Nicht verursachergerecht

Im Jahre 2009 haben die externe Revisionsstelle und die Flawiler Geschäftsprüfungskommission die Gebühren überprüft. Die Analyse hat ergeben, dass die Gebühren, welche die Gemeinde Flawil im Bauwesen erhebt, zu tief angesetzt sind, teilt die Ratskanzlei mit. «Sie entsprechen nicht dem Verursacherprinzip.» Darauf hin wurde ein neuer, verursachergerechter Tarif ausgearbeitet. Der Gemeinderat hat ihn genehmigt und das Inkrafttreten auf den 1. Januar 2016 terminiert.

Fairer und transparenter

Der neue Flawiler Gebührentarif basiert auf den Grundlagen des Kantons und orientiert sich am Tarif umliegender Gemeinden wie Gossau, Uzwil und Wil. «Die neuen Gebühren sind höher», wird der Geschäftsleiter Bau und Infrastruktur der Gemeinde, René Bruderer, in der Mitteilung zitiert.
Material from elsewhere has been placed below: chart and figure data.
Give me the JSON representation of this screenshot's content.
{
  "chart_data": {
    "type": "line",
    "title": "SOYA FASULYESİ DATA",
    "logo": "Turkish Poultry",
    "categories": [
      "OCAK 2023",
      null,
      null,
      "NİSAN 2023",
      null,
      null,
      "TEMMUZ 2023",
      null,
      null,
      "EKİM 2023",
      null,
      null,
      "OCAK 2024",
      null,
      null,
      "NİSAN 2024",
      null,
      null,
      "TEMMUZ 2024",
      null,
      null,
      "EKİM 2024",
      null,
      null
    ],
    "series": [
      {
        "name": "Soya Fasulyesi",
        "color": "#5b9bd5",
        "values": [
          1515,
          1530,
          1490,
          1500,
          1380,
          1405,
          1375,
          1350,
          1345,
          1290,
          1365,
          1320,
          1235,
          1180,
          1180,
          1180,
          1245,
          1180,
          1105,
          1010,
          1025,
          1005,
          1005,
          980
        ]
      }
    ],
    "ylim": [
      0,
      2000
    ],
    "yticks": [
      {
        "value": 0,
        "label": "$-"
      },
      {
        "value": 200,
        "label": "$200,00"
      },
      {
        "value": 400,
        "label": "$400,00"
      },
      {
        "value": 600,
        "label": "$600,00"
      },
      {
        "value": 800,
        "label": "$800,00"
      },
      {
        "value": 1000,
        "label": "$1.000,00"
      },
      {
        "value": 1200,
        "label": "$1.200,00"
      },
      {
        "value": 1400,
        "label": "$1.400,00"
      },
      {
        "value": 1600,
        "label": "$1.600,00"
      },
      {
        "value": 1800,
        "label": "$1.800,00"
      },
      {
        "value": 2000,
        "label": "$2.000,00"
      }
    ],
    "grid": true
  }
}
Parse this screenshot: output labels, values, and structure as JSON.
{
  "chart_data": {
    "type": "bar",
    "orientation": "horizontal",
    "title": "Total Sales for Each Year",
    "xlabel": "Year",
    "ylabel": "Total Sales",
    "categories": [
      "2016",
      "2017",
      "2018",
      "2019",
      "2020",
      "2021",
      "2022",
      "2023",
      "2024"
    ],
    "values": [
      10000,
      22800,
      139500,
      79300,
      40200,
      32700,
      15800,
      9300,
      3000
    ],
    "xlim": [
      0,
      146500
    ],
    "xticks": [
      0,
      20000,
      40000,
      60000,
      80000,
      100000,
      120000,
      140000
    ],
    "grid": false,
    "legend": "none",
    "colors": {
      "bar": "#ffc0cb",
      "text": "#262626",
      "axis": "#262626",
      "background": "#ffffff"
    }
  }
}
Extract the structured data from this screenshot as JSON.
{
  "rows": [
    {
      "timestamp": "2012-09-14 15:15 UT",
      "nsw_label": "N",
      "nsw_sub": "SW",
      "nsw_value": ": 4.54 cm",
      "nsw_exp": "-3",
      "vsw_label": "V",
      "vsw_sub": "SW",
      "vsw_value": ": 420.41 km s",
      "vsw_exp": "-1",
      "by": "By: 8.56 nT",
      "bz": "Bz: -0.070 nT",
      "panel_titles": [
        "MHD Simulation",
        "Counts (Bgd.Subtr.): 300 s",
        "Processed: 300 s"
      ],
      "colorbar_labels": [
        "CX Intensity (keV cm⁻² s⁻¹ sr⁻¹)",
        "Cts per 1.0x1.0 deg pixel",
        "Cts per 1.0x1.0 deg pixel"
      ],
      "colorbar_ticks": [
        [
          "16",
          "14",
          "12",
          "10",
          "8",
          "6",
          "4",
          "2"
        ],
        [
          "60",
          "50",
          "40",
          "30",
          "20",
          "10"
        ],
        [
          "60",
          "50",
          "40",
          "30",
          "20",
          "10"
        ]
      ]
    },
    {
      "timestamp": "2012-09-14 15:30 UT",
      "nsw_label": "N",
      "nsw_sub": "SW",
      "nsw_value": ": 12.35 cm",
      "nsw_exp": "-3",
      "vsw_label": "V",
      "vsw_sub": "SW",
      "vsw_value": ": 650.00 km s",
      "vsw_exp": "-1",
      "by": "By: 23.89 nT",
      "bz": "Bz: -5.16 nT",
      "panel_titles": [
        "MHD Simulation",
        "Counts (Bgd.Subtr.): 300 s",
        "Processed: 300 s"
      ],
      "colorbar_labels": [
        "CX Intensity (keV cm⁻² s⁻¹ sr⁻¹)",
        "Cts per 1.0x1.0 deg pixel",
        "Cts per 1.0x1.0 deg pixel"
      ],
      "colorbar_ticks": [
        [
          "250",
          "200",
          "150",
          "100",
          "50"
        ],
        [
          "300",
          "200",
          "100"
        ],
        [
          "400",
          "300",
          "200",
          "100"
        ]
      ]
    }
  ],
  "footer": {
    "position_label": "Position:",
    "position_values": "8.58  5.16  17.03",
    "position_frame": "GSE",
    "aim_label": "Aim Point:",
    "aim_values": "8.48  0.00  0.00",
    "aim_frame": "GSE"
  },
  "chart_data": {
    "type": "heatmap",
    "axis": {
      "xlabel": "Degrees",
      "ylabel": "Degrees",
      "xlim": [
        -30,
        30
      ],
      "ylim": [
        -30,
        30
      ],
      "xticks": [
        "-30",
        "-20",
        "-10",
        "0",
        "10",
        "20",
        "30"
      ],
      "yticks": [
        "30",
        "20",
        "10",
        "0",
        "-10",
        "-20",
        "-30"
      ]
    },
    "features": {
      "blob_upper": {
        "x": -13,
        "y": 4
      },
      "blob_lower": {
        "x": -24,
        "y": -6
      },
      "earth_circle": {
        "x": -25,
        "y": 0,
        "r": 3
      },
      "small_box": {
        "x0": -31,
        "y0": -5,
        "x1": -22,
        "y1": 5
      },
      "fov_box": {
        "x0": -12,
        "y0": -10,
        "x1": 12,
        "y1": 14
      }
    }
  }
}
Sie seien aber auch fairer und transparenter. Die Gebühren richten sich nach dem Aufwand der Mitarbeiter der Bauverwaltung mit einem Baugesuch. Neu gibt es einen Minimal- und einen Maximaltarif. Wer sein Baugesuch vollständig einreicht, zahlt weniger, weil er weniger Arbeitsaufwand verursacht. (rkf/red.)